Desse encontro, originou-se em 1928 – três anos depois – o Grêmio Recreativo Escola de Samba Estação Primeira da Mangueira. Foi em uma reunião ocorrida no dia 28 de abril de 1928, no Buraco Quente (Travessa Saião Lobato nº 21), na casa de seu Euclides da Joana Velha, que nasceu um dos maiores celeiros de bambas do Rio de Janeiro. Seus fundadores: Seu Euclides (Euclides Alberto dos Santos), Saturnino Gonçalves, Marcelino José Claudino – o Maçu, Cartola, Pedro Caim, Abelardo da Bolinha e Zé Espinguela.

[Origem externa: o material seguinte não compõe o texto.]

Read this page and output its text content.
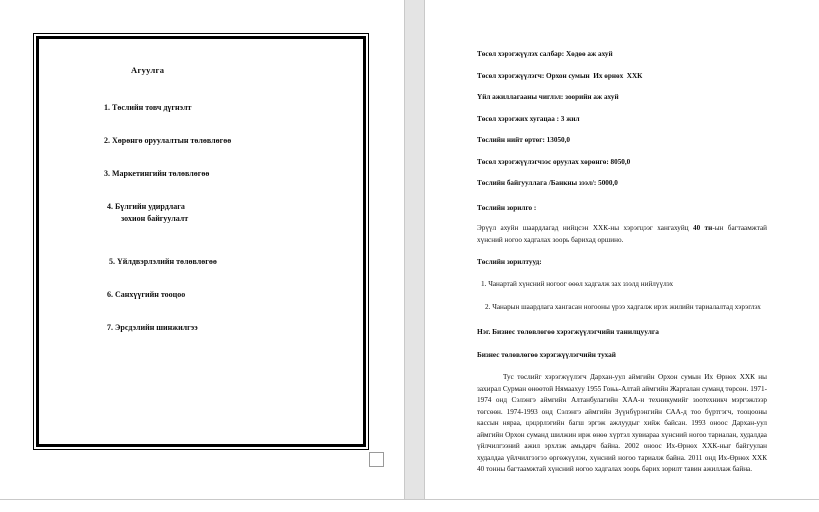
Агуулга

1. Төслийн товч дүгнэлт

2. Хөрөнгө оруулалтын төлөвлөгөө

3. Маркетингийн төлөвлөгөө

4. Бүлгийн удирдлага

зохион байгуулалт

5. Үйлдвэрлэлийн төлөвлөгөө

6. Санхүүгийн тооцоо

7. Эрсдэлийн шинжилгээ

Төсөл хэрэгжүүлэх салбар: Хөдөө аж ахуй
Төсөл хэрэгжүүлэгч: Орхон сумын  Их өрнөх  ХХК
Үйл ажиллагааны чиглэл: зоорийн аж ахуй
Төсөл хэрэгжих хугацаа : 3 жил
Төслийн нийт өртөг: 13050,0
Төсөл хэрэгжүүлэгчээс оруулах хөрөнгө: 8050,0
Төслийн байгууллага /Банкны зээл/: 5000,0
Төслийн зорилго :

Эрүүл ахуйн шаардлагад нийцсэн ХХК-ны хэрэгцээг хангахуйц 40 тн-ын багтаамжтай хүнсний ногоо хадгалах зоорь барихад оршино.

Төслийн зорилтууд:

1. Чанартай хүнсний ногоог өөөл хадгалж зах зээлд нийлүүлэх

2. Чанарын шаардлага хангасан ногооны үрээ хадгалж ирэх жилийн тариалалтад хэрэглэх

Нэг. Бизнес төлөвлөгөө хэрэгжүүлэгчийн танилцуулга
Бизнес төлөвлөгөө хэрэгжүүлэгчийн тухай

Тус төслийг хэрэгжүүлэгч Дархан-уул аймгийн Орхон сумын Их Өрнөх ХХК ны захирал Сурман өнөөтой Нямаахуу 1955 Гоњь-Алтай аймгийн Жаргалан суманд төрсөн. 1971-1974 онд Сэлэнгэ аймгийн Алтанбулагийн ХАА-н техникумийг зоотехникч мэргэжлээр төгсөөн. 1974-1993 онд Сэлэнгэ аймгийн Зүүнбүрэнгийн САА-д тоо бүртгэгч, тооцооны кассын няраа, цэцэрлэгийн багш эргэж ажлуудыг хийж байсан. 1993 оноос Дархан-уул аймгийн Орхон суманд шилжин ирж өнөө хүртэл хувиараа хүнсний ногоо тариалан, худалдаа үйлчилгээний ажил эрхлэж амьдарч байна. 2002 оноос Их-Өрнөх ХХК-ныг байгуулан худалдаа үйлчилгээгээ өргөжүүлэн, хүнсний ногоо тариалж байна. 2011 онд Их-Өрнөх ХХК 40 тонны багтаамжтай хүнсний ногоо хадгалах зоорь барих зорилт тавин ажиллаж байна.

Naquele tempo era perigoso fazer samba, tinha que disfarçar, senão vinha polícia e acabava com a festa e se bobeasse, ainda levava malandro em cana… Tornou-se costume fazer as rodas de samba em casas de macumba, que tinham licença da prefeitura pra funcionar. É claro que com o tempo a polícia descobriu o truque e começou a baixar nas casas de macumba. Segue um relato interessante do João da Bahiana:

“Por uma ocasião, passando pela Mangueira, apanhei Teresa, irmã do falecido Miná, uma crioula que tocava violão, mãe de Moleque Diabo, peguei o Aristides que também tocava violão e muitos outros instrumentos de corda e que depois andou muito pelo Catete. A Teresa do Miná saiu e fomos para a casa do Francelino, no Morro do Urubu, onde havia uma macumba.

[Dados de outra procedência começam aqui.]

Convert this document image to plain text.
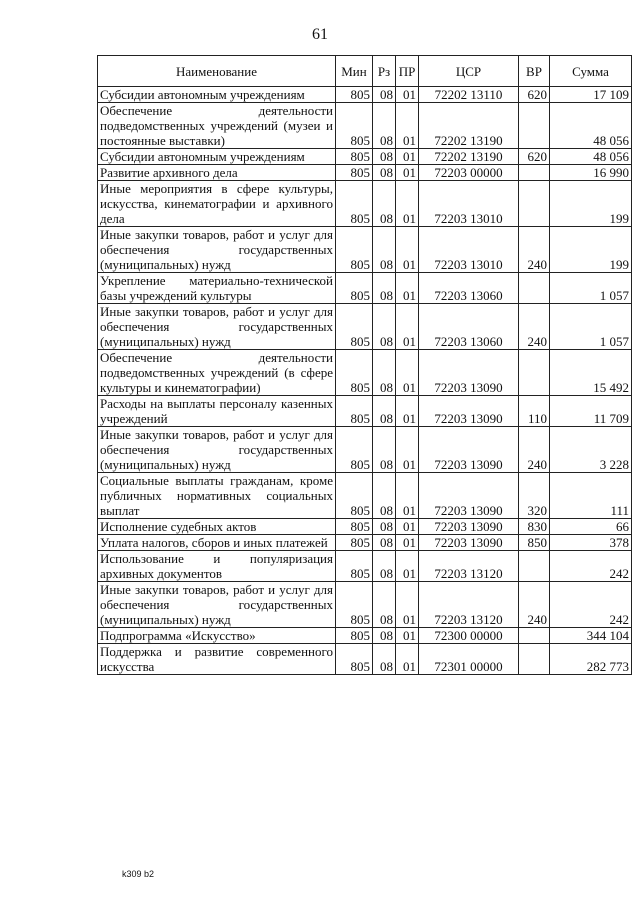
61
Наименование	Мин	Рз	ПР	ЦСР	ВР	Сумма
Субсидии автономным учреждениям	805	08	01	72202 13110	620	17 109
Обеспечение деятельности подведомственных учреждений (музеи и постоянные выставки)	805	08	01	72202 13190		48 056
Субсидии автономным учреждениям	805	08	01	72202 13190	620	48 056
Развитие архивного дела	805	08	01	72203 00000		16 990
Иные мероприятия в сфере культуры, искусства, кинематографии и архивного дела	805	08	01	72203 13010		199
Иные закупки товаров, работ и услуг для обеспечения государственных (муниципальных) нужд	805	08	01	72203 13010	240	199
Укрепление материально-технической базы учреждений культуры	805	08	01	72203 13060		1 057
Иные закупки товаров, работ и услуг для обеспечения государственных (муниципальных) нужд	805	08	01	72203 13060	240	1 057
Обеспечение деятельности подведомственных учреждений (в сфере культуры и кинематографии)	805	08	01	72203 13090		15 492
Расходы на выплаты персоналу казенных учреждений	805	08	01	72203 13090	110	11 709
Иные закупки товаров, работ и услуг для обеспечения государственных (муниципальных) нужд	805	08	01	72203 13090	240	3 228
Социальные выплаты гражданам, кроме публичных нормативных социальных выплат	805	08	01	72203 13090	320	111
Исполнение судебных актов	805	08	01	72203 13090	830	66
Уплата налогов, сборов и иных платежей	805	08	01	72203 13090	850	378
Использование и популяризация архивных документов	805	08	01	72203 13120		242
Иные закупки товаров, работ и услуг для обеспечения государственных (муниципальных) нужд	805	08	01	72203 13120	240	242
Подпрограмма «Искусство»	805	08	01	72300 00000		344 104
Поддержка и развитие современного искусства	805	08	01	72301 00000		282 773
k309 b2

Havia uma sessão e nós ficamos do lado de fora cantando samba e esperando acabar a macumba. Me lembro até que estava um frio miserável, era junho, época de São João, inclusive era festa de Xangô. Embora não participássemos da macumba, fomos servidos com uma bandeja de pão-de-ló, canjica e pão com manteiga. Quando terminou a macumba, a Teresa chamou a gente com um samba:

Acorda, acorda,
Quem está dormindo, acorda

Acorda, acorda,

A bença, a bença

Boa noite, boa noite

Era um tal de apanhar instrumentos, pandeiros, pratos com faca, que o samba estava começando. A Teresa estava tocando um violão e eu fiquei tentando tirar um samba. Aí me lembrei do delegado do 23° Distrito, Abelardo da Luz, que de vez em quando dava umas incertas na gente. Tirei um samba:

Cruz credo, credo em cruz
Aí vem o delegado
Abelardo da Luz

Temos pão-de-ló

Temos pão com manteiga

Você sai do samba

Já vou minha nêga

Quando o samba estava no melhor, bateram na porta dizendo que não adiantava fugir pois a casa estava cercada. Ninguém corre! Aí, por causa do samba, o homem colocou a gente da casa pra fora.

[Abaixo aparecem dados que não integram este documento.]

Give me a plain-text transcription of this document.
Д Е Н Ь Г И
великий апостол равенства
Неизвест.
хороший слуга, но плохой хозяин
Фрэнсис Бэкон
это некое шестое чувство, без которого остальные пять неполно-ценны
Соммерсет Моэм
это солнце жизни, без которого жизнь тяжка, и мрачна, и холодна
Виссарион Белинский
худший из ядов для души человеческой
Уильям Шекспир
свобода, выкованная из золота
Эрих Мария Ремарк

Fez a gente descer o morro com um frio danado. Nem chegamos a comer, a tomar café, coisíssima nenhuma. Descemos e andamos a pé, do Morro do Urubu até o 23° Distrito, que naquele tempo era em Madureira, debaixo de pau e bengala. E o delegado Abelardo da Luz obrigando a gente a cantar o samba sem parar. Tinha que cantar no ritmo. Ou cantava no ritmo ou levava bengalada.

Na delegacia, subimos a escada, o delegado chamou o Francelino e avisou: “outra vez, vocês vão ficar uma porção de tempo”. Foi dar umas voltas e a gente lá, morrendo de fome. Voltou e tornou a falar: “outra vez que você botar essa molecada dentro da sua casa e vir com essa vagabundagem de samba, eu boto você no xadrez. Não tem Nicanor do Nascimento, nem nada”. O Nicanor, na época, era o deputado que arranjava as licenças pras casas de macumba. E repetia: “É você no xadrez e a licença do lado de fora. No meu distrito não quero saber disso”.

João da Bahiana, que além do caso contado acima já se safou de uma batida policial por causa da dedicatória escrita em seu pandeiro, presente de um senador bastante influente.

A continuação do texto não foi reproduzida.